Against all this, it is equally hard to believe that the specifically anti - aristocratic, anti-feudal revolutionary ideology of the Rights of Man would have emerged as it did without the jumble of accident, miscalculation, and misunderstanding which coalesced into a revolution in specifically French circumstances. It is equally hard to believe that anything as extraordinary as dechristianization would have occurred without the monumental misjudgement which produced the Revolution's quarrel with the Catholic Church. Without that quarrel, the dramatic revival in the authority of the papacy also seems inconceivable. Representative government may well have been on the horizon, but how long would the ideal of popular democracy have taken to establish itself without the example of the sansculotte movement? it certainly transformed and widened out of all recognition the cause of parliamentary reform in England-although the blood-stained figure of the sansculotte probably galvanized conservative resistance on the other side. Above all, the revolutionaries' decision to go to war, which all historians agree revolutionized the Revolution, destroyed an established pattern of warfare in a way no old regime government would otherwise have promoted. Arming the people was the last thing they would have dreamed of The emergencies of that war in turn produced the scenes which have indelibly marked our memory of the Revolution: the Terror. Massacres were nothing new, and the worst ones of the 1790s occurred outside France. But there was something horribly new and unimaginable in the prospect of a government systematically executing its opponents by the cartload for months on end, and by a device which, however humane in concept, made the streets run with blood. And this occurred in what had passed for the most civilized country in Europe, whose writers had taught the eighteenth century to pride itself on its increasing mildness, good sense, and humanity. This great drama transformed the whole meaning of political change, and the contemporary world would be inconceivable if it had not happened.

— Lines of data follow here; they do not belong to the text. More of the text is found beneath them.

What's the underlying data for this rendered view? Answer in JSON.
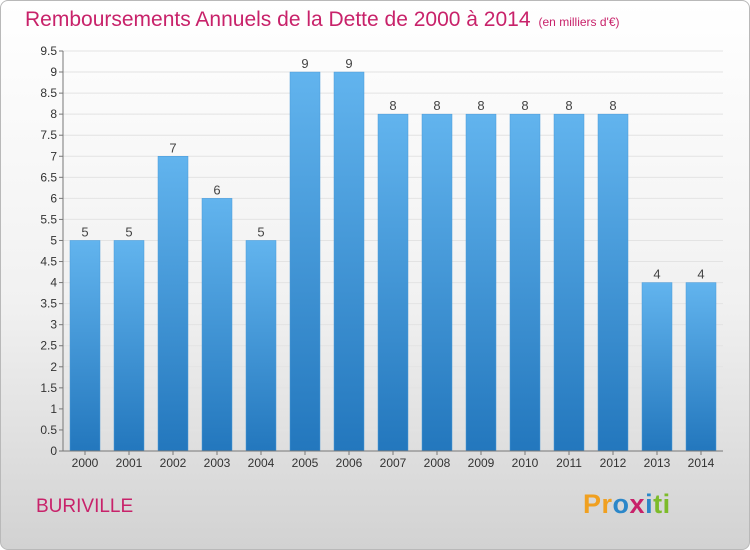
{
  "chart_data": {
    "type": "bar",
    "title": "Remboursements Annuels de la Dette de 2000 à 2014",
    "unit_label": "(en milliers d'€)",
    "categories": [
      "2000",
      "2001",
      "2002",
      "2003",
      "2004",
      "2005",
      "2006",
      "2007",
      "2008",
      "2009",
      "2010",
      "2011",
      "2012",
      "2013",
      "2014"
    ],
    "values": [
      5,
      5,
      7,
      6,
      5,
      9,
      9,
      8,
      8,
      8,
      8,
      8,
      8,
      4,
      4
    ],
    "value_labels": [
      "5",
      "5",
      "7",
      "6",
      "5",
      "9",
      "9",
      "8",
      "8",
      "8",
      "8",
      "8",
      "8",
      "4",
      "4"
    ],
    "y_ticks": [
      "0",
      "0.5",
      "1",
      "1.5",
      "2",
      "2.5",
      "3",
      "3.5",
      "4",
      "4.5",
      "5",
      "5.5",
      "6",
      "6.5",
      "7",
      "7.5",
      "8",
      "8.5",
      "9",
      "9.5"
    ],
    "ylim": [
      0,
      9.5
    ],
    "grid": true,
    "xlabel": "",
    "ylabel": ""
  },
  "footer": {
    "commune": "BURIVILLE",
    "logo_letters": [
      "P",
      "r",
      "o",
      "x",
      "i",
      "t",
      "i"
    ]
  },
  "colors": {
    "title": "#c8226a",
    "bar_top": "#62b4ee",
    "bar_bottom": "#2377bd",
    "logo": [
      "#f0a020",
      "#f0a020",
      "#2b87c9",
      "#c8226a",
      "#2b87c9",
      "#7dbb2a",
      "#7dbb2a"
    ]
  }
}
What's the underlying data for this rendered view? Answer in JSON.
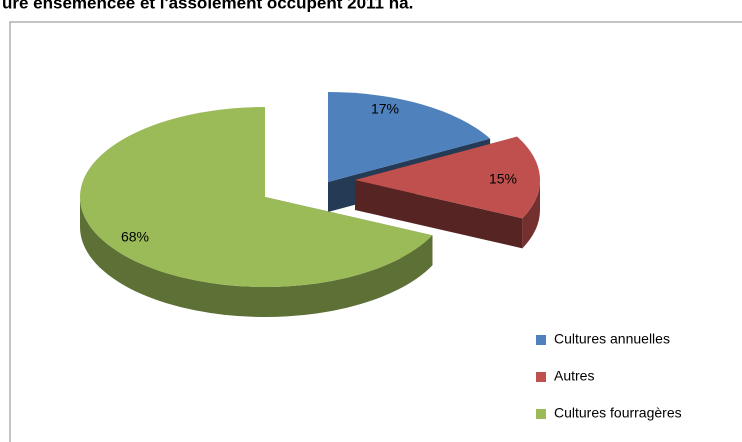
{
  "chart_data": {
    "type": "pie",
    "title": "ure ensemencée et l'assolement occupent 2011 ha.",
    "categories": [
      "Cultures annuelles",
      "Autres",
      "Cultures fourragères"
    ],
    "values": [
      17,
      15,
      68
    ],
    "value_labels": [
      "17%",
      "15%",
      "68%"
    ],
    "colors": [
      "#4f81bd",
      "#c0504d",
      "#9bbb59"
    ],
    "legend": "right"
  }
}
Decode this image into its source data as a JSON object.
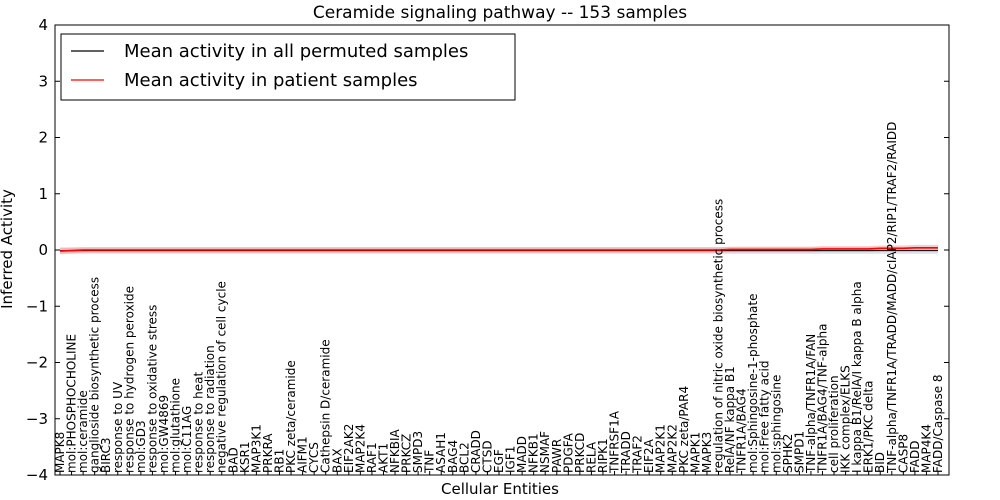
{
  "chart_data": {
    "type": "line",
    "title": "Ceramide signaling pathway -- 153 samples",
    "xlabel": "Cellular Entities",
    "ylabel": "Inferred Activity",
    "ylim": [
      -4,
      4
    ],
    "yticks": [
      -4,
      -3,
      -2,
      -1,
      0,
      1,
      2,
      3,
      4
    ],
    "ytick_labels": [
      "−4",
      "−3",
      "−2",
      "−1",
      "0",
      "1",
      "2",
      "3",
      "4"
    ],
    "legend_position": "top-left",
    "categories": [
      "MAPK8",
      "mol:PHOSPHOCHOLINE",
      "mol:ceramide",
      "ganglioside biosynthetic process",
      "BIRC3",
      "response to UV",
      "response to hydrogen peroxide",
      "mol:GD3",
      "response to oxidative stress",
      "mol:GW4869",
      "mol:glutathione",
      "mol:C11AG",
      "response to heat",
      "response to radiation",
      "negative regulation of cell cycle",
      "BAD",
      "KSR1",
      "MAP3K1",
      "PRKRA",
      "RB1",
      "PKC zeta/ceramide",
      "AIFM1",
      "CYCS",
      "Cathepsin D/ceramide",
      "BAX",
      "EIF2AK2",
      "MAP2K4",
      "RAF1",
      "AKT1",
      "NFKBIA",
      "PRKCZ",
      "SMPD3",
      "TNF",
      "ASAH1",
      "BAG4",
      "BCL2",
      "CRADD",
      "CTSD",
      "EGF",
      "IGF1",
      "MADD",
      "NFKB1",
      "NSMAF",
      "PAWR",
      "PDGFA",
      "PRKCD",
      "RELA",
      "RIPK1",
      "TNFRSF1A",
      "TRADD",
      "TRAF2",
      "EIF2A",
      "MAP2K1",
      "MAP2K2",
      "PKC zeta/PAR4",
      "MAPK1",
      "MAPK3",
      "regulation of nitric oxide biosynthetic process",
      "RelA/NF kappa B1",
      "TNFR1A/BAG4",
      "mol:Sphingosine-1-phosphate",
      "mol:Free fatty acid",
      "mol:sphingosine",
      "SPHK2",
      "SMPD1",
      "TNF-alpha/TNFR1A/FAN",
      "TNFR1A/BAG4/TNF-alpha",
      "cell proliferation",
      "IKK complex/ELKS",
      "I kappa B1/RelA/I kappa B alpha",
      "ERK1/PKC delta",
      "BID",
      "TNF-alpha/TNFR1A/TRADD/MADD/cIAP2/RIP1/TRAF2/RAIDD",
      "CASP8",
      "FADD",
      "MAP4K4",
      "FADD/Caspase 8"
    ],
    "series": [
      {
        "name": "Mean activity in all permuted samples",
        "color": "#000000",
        "values": [
          -0.01,
          -0.01,
          -0.01,
          -0.01,
          -0.01,
          -0.01,
          -0.01,
          -0.01,
          -0.01,
          -0.01,
          -0.01,
          -0.01,
          -0.01,
          -0.01,
          -0.01,
          -0.01,
          -0.01,
          -0.01,
          -0.01,
          -0.01,
          -0.01,
          -0.01,
          -0.01,
          -0.01,
          -0.01,
          -0.01,
          -0.01,
          -0.01,
          -0.01,
          -0.01,
          -0.01,
          -0.01,
          -0.01,
          -0.01,
          -0.01,
          -0.01,
          -0.01,
          -0.01,
          -0.01,
          -0.01,
          -0.01,
          -0.01,
          -0.01,
          -0.01,
          -0.01,
          -0.01,
          -0.01,
          -0.01,
          -0.01,
          -0.01,
          -0.01,
          -0.01,
          -0.01,
          -0.01,
          -0.01,
          -0.01,
          -0.01,
          -0.01,
          -0.01,
          -0.01,
          -0.01,
          -0.01,
          -0.01,
          -0.01,
          -0.01,
          -0.01,
          -0.01,
          -0.01,
          -0.01,
          -0.01,
          -0.01,
          -0.01,
          -0.01,
          -0.01,
          -0.01,
          -0.01,
          -0.01
        ]
      },
      {
        "name": "Mean activity in patient samples",
        "color": "#ff0000",
        "values": [
          -0.02,
          -0.01,
          0.0,
          0.0,
          0.0,
          0.0,
          0.0,
          0.0,
          0.0,
          0.0,
          0.0,
          0.0,
          0.0,
          0.0,
          0.0,
          0.0,
          0.0,
          0.0,
          0.0,
          0.0,
          0.0,
          0.0,
          0.0,
          0.0,
          0.0,
          0.0,
          0.0,
          0.0,
          0.0,
          0.0,
          0.0,
          0.0,
          0.0,
          0.0,
          0.0,
          0.0,
          0.0,
          0.0,
          0.0,
          0.0,
          0.0,
          0.0,
          0.0,
          0.0,
          0.0,
          0.0,
          0.0,
          0.0,
          0.0,
          0.0,
          0.0,
          0.0,
          0.0,
          0.0,
          0.0,
          0.0,
          0.0,
          0.0,
          0.01,
          0.01,
          0.01,
          0.01,
          0.01,
          0.01,
          0.01,
          0.01,
          0.02,
          0.02,
          0.02,
          0.02,
          0.02,
          0.03,
          0.03,
          0.03,
          0.04,
          0.04,
          0.04
        ]
      }
    ]
  }
}
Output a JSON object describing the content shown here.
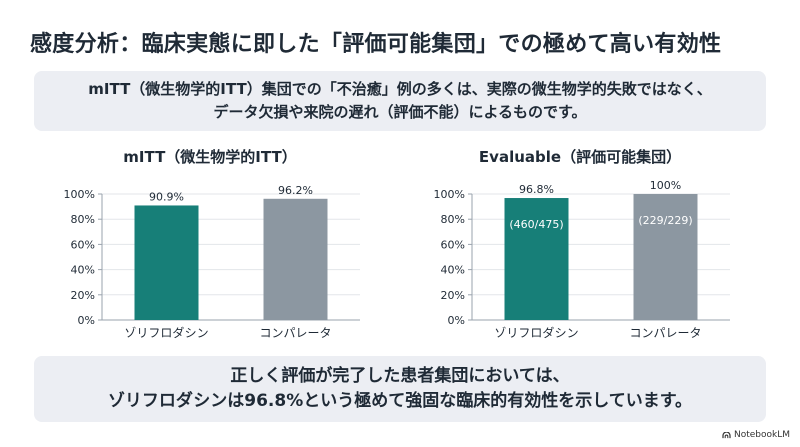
{
  "title": "感度分析：臨床実態に即した「評価可能集団」での極めて高い有効性",
  "top_box": {
    "line1": "mITT（微生物学的ITT）集団での「不治癒」例の多くは、実際の微生物学的失敗ではなく、",
    "line2": "データ欠損や来院の遅れ（評価不能）によるものです。"
  },
  "bottom_box": {
    "line1": "正しく評価が完了した患者集団においては、",
    "line2": "ゾリフロダシンは96.8%という極めて強固な臨床的有効性を示しています。"
  },
  "colors": {
    "teal": "#177f78",
    "gray": "#8c97a1",
    "axis": "#9aa3ad",
    "grid": "#e3e6ea"
  },
  "logo": {
    "text": "NotebookLM"
  },
  "chart_data": [
    {
      "type": "bar",
      "title": "mITT（微生物学的ITT）",
      "categories": [
        "ゾリフロダシン",
        "コンパレータ"
      ],
      "values": [
        90.9,
        96.2
      ],
      "value_labels": [
        "90.9%",
        "96.2%"
      ],
      "inner_labels": [
        "",
        ""
      ],
      "colors": [
        "#177f78",
        "#8c97a1"
      ],
      "ylim": [
        0,
        100
      ],
      "yticks": [
        "0%",
        "20%",
        "40%",
        "60%",
        "80%",
        "100%"
      ],
      "xlabel": "",
      "ylabel": ""
    },
    {
      "type": "bar",
      "title": "Evaluable（評価可能集団）",
      "categories": [
        "ゾリフロダシン",
        "コンパレータ"
      ],
      "values": [
        96.8,
        100
      ],
      "value_labels": [
        "96.8%",
        "100%"
      ],
      "inner_labels": [
        "(460/475)",
        "(229/229)"
      ],
      "colors": [
        "#177f78",
        "#8c97a1"
      ],
      "ylim": [
        0,
        100
      ],
      "yticks": [
        "0%",
        "20%",
        "40%",
        "60%",
        "80%",
        "100%"
      ],
      "xlabel": "",
      "ylabel": ""
    }
  ]
}
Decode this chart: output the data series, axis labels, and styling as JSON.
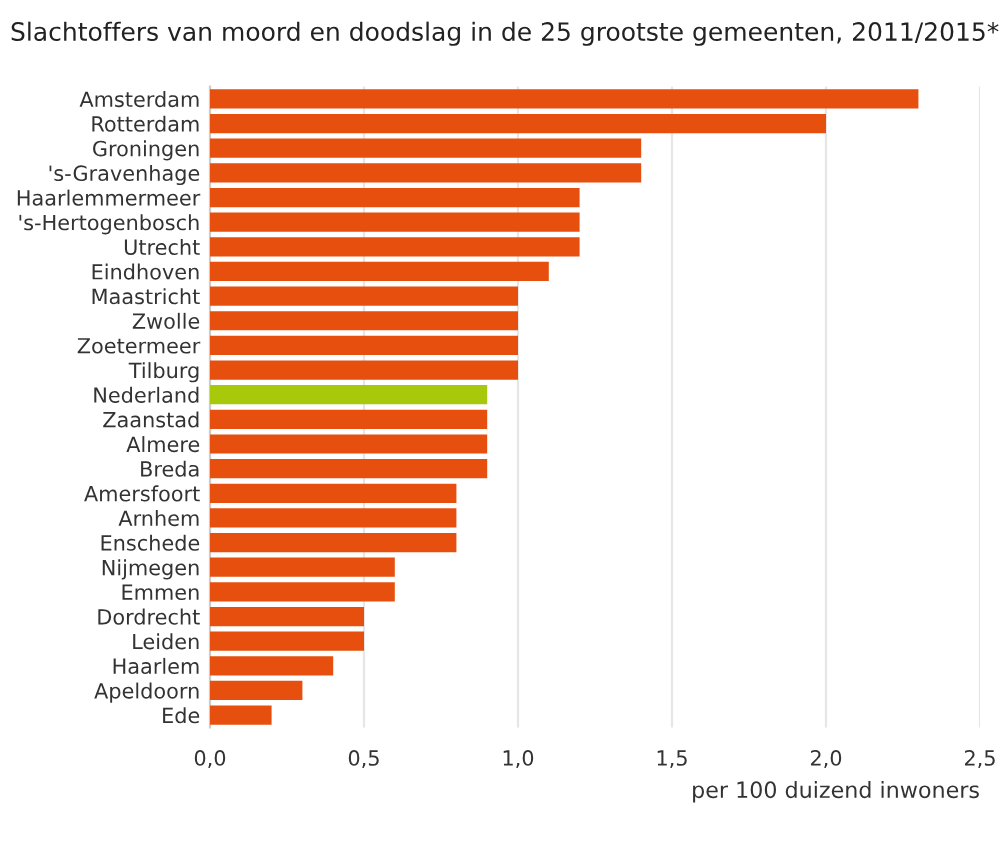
{
  "chart_data": {
    "type": "bar",
    "orientation": "horizontal",
    "title": "Slachtoffers van moord en doodslag in de 25 grootste gemeenten, 2011/2015*",
    "xlabel": "per 100 duizend inwoners",
    "categories": [
      "Amsterdam",
      "Rotterdam",
      "Groningen",
      "'s-Gravenhage",
      "Haarlemmermeer",
      "'s-Hertogenbosch",
      "Utrecht",
      "Eindhoven",
      "Maastricht",
      "Zwolle",
      "Zoetermeer",
      "Tilburg",
      "Nederland",
      "Zaanstad",
      "Almere",
      "Breda",
      "Amersfoort",
      "Arnhem",
      "Enschede",
      "Nijmegen",
      "Emmen",
      "Dordrecht",
      "Leiden",
      "Haarlem",
      "Apeldoorn",
      "Ede"
    ],
    "values": [
      2.3,
      2.0,
      1.4,
      1.4,
      1.2,
      1.2,
      1.2,
      1.1,
      1.0,
      1.0,
      1.0,
      1.0,
      0.9,
      0.9,
      0.9,
      0.9,
      0.8,
      0.8,
      0.8,
      0.6,
      0.6,
      0.5,
      0.5,
      0.4,
      0.3,
      0.2
    ],
    "colors": [
      "#e64f0e",
      "#e64f0e",
      "#e64f0e",
      "#e64f0e",
      "#e64f0e",
      "#e64f0e",
      "#e64f0e",
      "#e64f0e",
      "#e64f0e",
      "#e64f0e",
      "#e64f0e",
      "#e64f0e",
      "#a8c80c",
      "#e64f0e",
      "#e64f0e",
      "#e64f0e",
      "#e64f0e",
      "#e64f0e",
      "#e64f0e",
      "#e64f0e",
      "#e64f0e",
      "#e64f0e",
      "#e64f0e",
      "#e64f0e",
      "#e64f0e",
      "#e64f0e"
    ],
    "xlim": [
      0,
      2.5
    ],
    "xticks": [
      {
        "value": 0,
        "label": "0,0"
      },
      {
        "value": 0.5,
        "label": "0,5"
      },
      {
        "value": 1.0,
        "label": "1,0"
      },
      {
        "value": 1.5,
        "label": "1,5"
      },
      {
        "value": 2.0,
        "label": "2,0"
      },
      {
        "value": 2.5,
        "label": "2,5"
      }
    ],
    "grid": "x"
  }
}
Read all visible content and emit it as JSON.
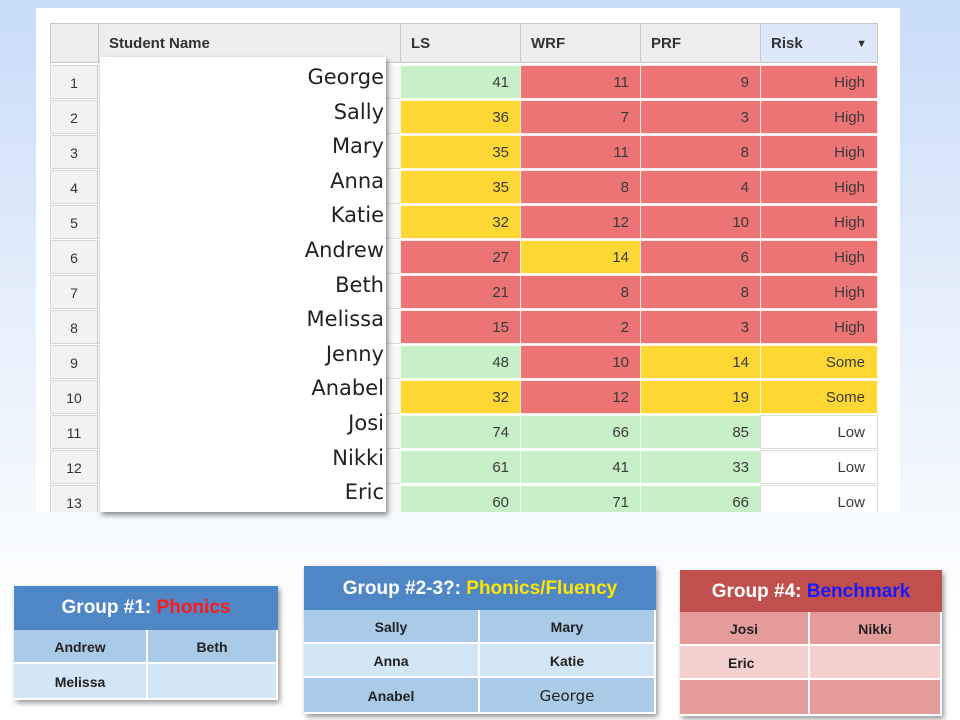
{
  "sheet": {
    "headers": {
      "name": "Student Name",
      "ls": "LS",
      "wrf": "WRF",
      "prf": "PRF",
      "risk": "Risk",
      "risk_arrow": "▼"
    },
    "rows": [
      {
        "n": "1",
        "name": "George",
        "ls": "41",
        "wrf": "11",
        "prf": "9",
        "risk": "High"
      },
      {
        "n": "2",
        "name": "Sally",
        "ls": "36",
        "wrf": "7",
        "prf": "3",
        "risk": "High"
      },
      {
        "n": "3",
        "name": "Mary",
        "ls": "35",
        "wrf": "11",
        "prf": "8",
        "risk": "High"
      },
      {
        "n": "4",
        "name": "Anna",
        "ls": "35",
        "wrf": "8",
        "prf": "4",
        "risk": "High"
      },
      {
        "n": "5",
        "name": "Katie",
        "ls": "32",
        "wrf": "12",
        "prf": "10",
        "risk": "High"
      },
      {
        "n": "6",
        "name": "Andrew",
        "ls": "27",
        "wrf": "14",
        "prf": "6",
        "risk": "High"
      },
      {
        "n": "7",
        "name": "Beth",
        "ls": "21",
        "wrf": "8",
        "prf": "8",
        "risk": "High"
      },
      {
        "n": "8",
        "name": "Melissa",
        "ls": "15",
        "wrf": "2",
        "prf": "3",
        "risk": "High"
      },
      {
        "n": "9",
        "name": "Jenny",
        "ls": "48",
        "wrf": "10",
        "prf": "14",
        "risk": "Some"
      },
      {
        "n": "10",
        "name": "Anabel",
        "ls": "32",
        "wrf": "12",
        "prf": "19",
        "risk": "Some"
      },
      {
        "n": "11",
        "name": "Josi",
        "ls": "74",
        "wrf": "66",
        "prf": "85",
        "risk": "Low"
      },
      {
        "n": "12",
        "name": "Nikki",
        "ls": "61",
        "wrf": "41",
        "prf": "33",
        "risk": "Low"
      },
      {
        "n": "13",
        "name": "Eric",
        "ls": "60",
        "wrf": "71",
        "prf": "66",
        "risk": "Low"
      }
    ]
  },
  "groups": {
    "g1": {
      "prefix": "Group #1: ",
      "accent": "Phonics",
      "cells": [
        [
          "Andrew",
          "Beth"
        ],
        [
          "Melissa",
          ""
        ]
      ]
    },
    "g2": {
      "prefix": "Group #2-3?: ",
      "accent": "Phonics/Fluency",
      "cells": [
        [
          "Sally",
          "Mary"
        ],
        [
          "Anna",
          "Katie"
        ],
        [
          "Anabel",
          "George"
        ]
      ]
    },
    "g4": {
      "prefix": "Group #4: ",
      "accent": "Benchmark",
      "cells": [
        [
          "Josi",
          "Nikki"
        ],
        [
          "Eric",
          ""
        ],
        [
          "",
          ""
        ]
      ]
    }
  },
  "colors": {
    "green": "#c8f0c8",
    "yellow": "#fdd835",
    "red": "#ec7474",
    "white": "#ffffff",
    "blue_header": "#4f86c6",
    "red_header": "#c0504d"
  }
}
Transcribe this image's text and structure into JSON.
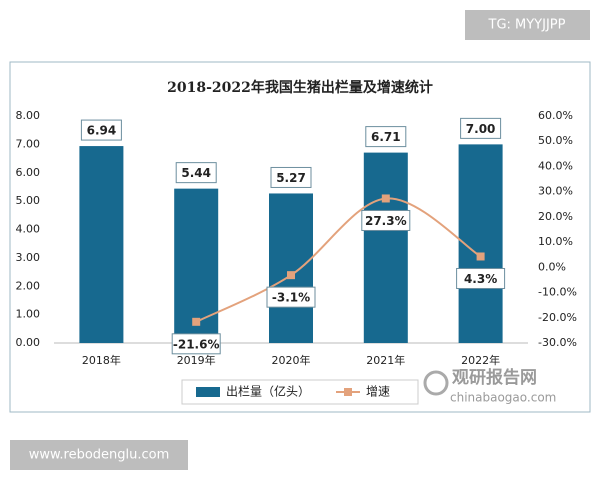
{
  "watermark_top": "TG: MYYJJPP",
  "watermark_bottom": "www.rebodenglu.com",
  "brand": {
    "name": "观研报告网",
    "site": "chinabaogao.com"
  },
  "chart_data": {
    "type": "bar_line",
    "title": "2018-2022年我国生猪出栏量及增速统计",
    "categories": [
      "2018年",
      "2019年",
      "2020年",
      "2021年",
      "2022年"
    ],
    "series": [
      {
        "name": "出栏量（亿头）",
        "color": "#17698f",
        "type": "bar",
        "values": [
          6.94,
          5.44,
          5.27,
          6.71,
          7.0
        ],
        "value_labels": [
          "6.94",
          "5.44",
          "5.27",
          "6.71",
          "7.00"
        ]
      },
      {
        "name": "增速",
        "color": "#e3a27c",
        "type": "line",
        "axis": "y2",
        "values": [
          null,
          -21.6,
          -3.1,
          27.3,
          4.3
        ],
        "value_labels": [
          null,
          "-21.6%",
          "-3.1%",
          "27.3%",
          "4.3%"
        ]
      }
    ],
    "ylim": [
      0,
      8
    ],
    "yticks": [
      {
        "value": 0,
        "label": "0.00"
      },
      {
        "value": 1,
        "label": "1.00"
      },
      {
        "value": 2,
        "label": "2.00"
      },
      {
        "value": 3,
        "label": "3.00"
      },
      {
        "value": 4,
        "label": "4.00"
      },
      {
        "value": 5,
        "label": "5.00"
      },
      {
        "value": 6,
        "label": "6.00"
      },
      {
        "value": 7,
        "label": "7.00"
      },
      {
        "value": 8,
        "label": "8.00"
      }
    ],
    "y2lim": [
      -30,
      60
    ],
    "y2ticks": [
      {
        "value": -30,
        "label": "-30.0%"
      },
      {
        "value": -20,
        "label": "-20.0%"
      },
      {
        "value": -10,
        "label": "-10.0%"
      },
      {
        "value": 0,
        "label": "0.0%"
      },
      {
        "value": 10,
        "label": "10.0%"
      },
      {
        "value": 20,
        "label": "20.0%"
      },
      {
        "value": 30,
        "label": "30.0%"
      },
      {
        "value": 40,
        "label": "40.0%"
      },
      {
        "value": 50,
        "label": "50.0%"
      },
      {
        "value": 60,
        "label": "60.0%"
      }
    ],
    "legend": "bottom"
  }
}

In other words it transformed men's outlook.

 

 

 

Chapter Questions on the French Revolution

 

1.    What seems to have motivated many of the revolutionaries, as revealed by the demands made prior to the French Revolution and the actions taken during the revolution?

 

2.    What factors help explain why this revolution occurred in France, one of the most prosperous and powerful nations of Europe? What does this explanation add to the significance of the revolution?

 

3.    With the advantage of hindsight, what might the monarchy have done to retain control and minimize revolutionary changes?

 

4.    In what ways should the French Revolution be considered a middleclass revolution?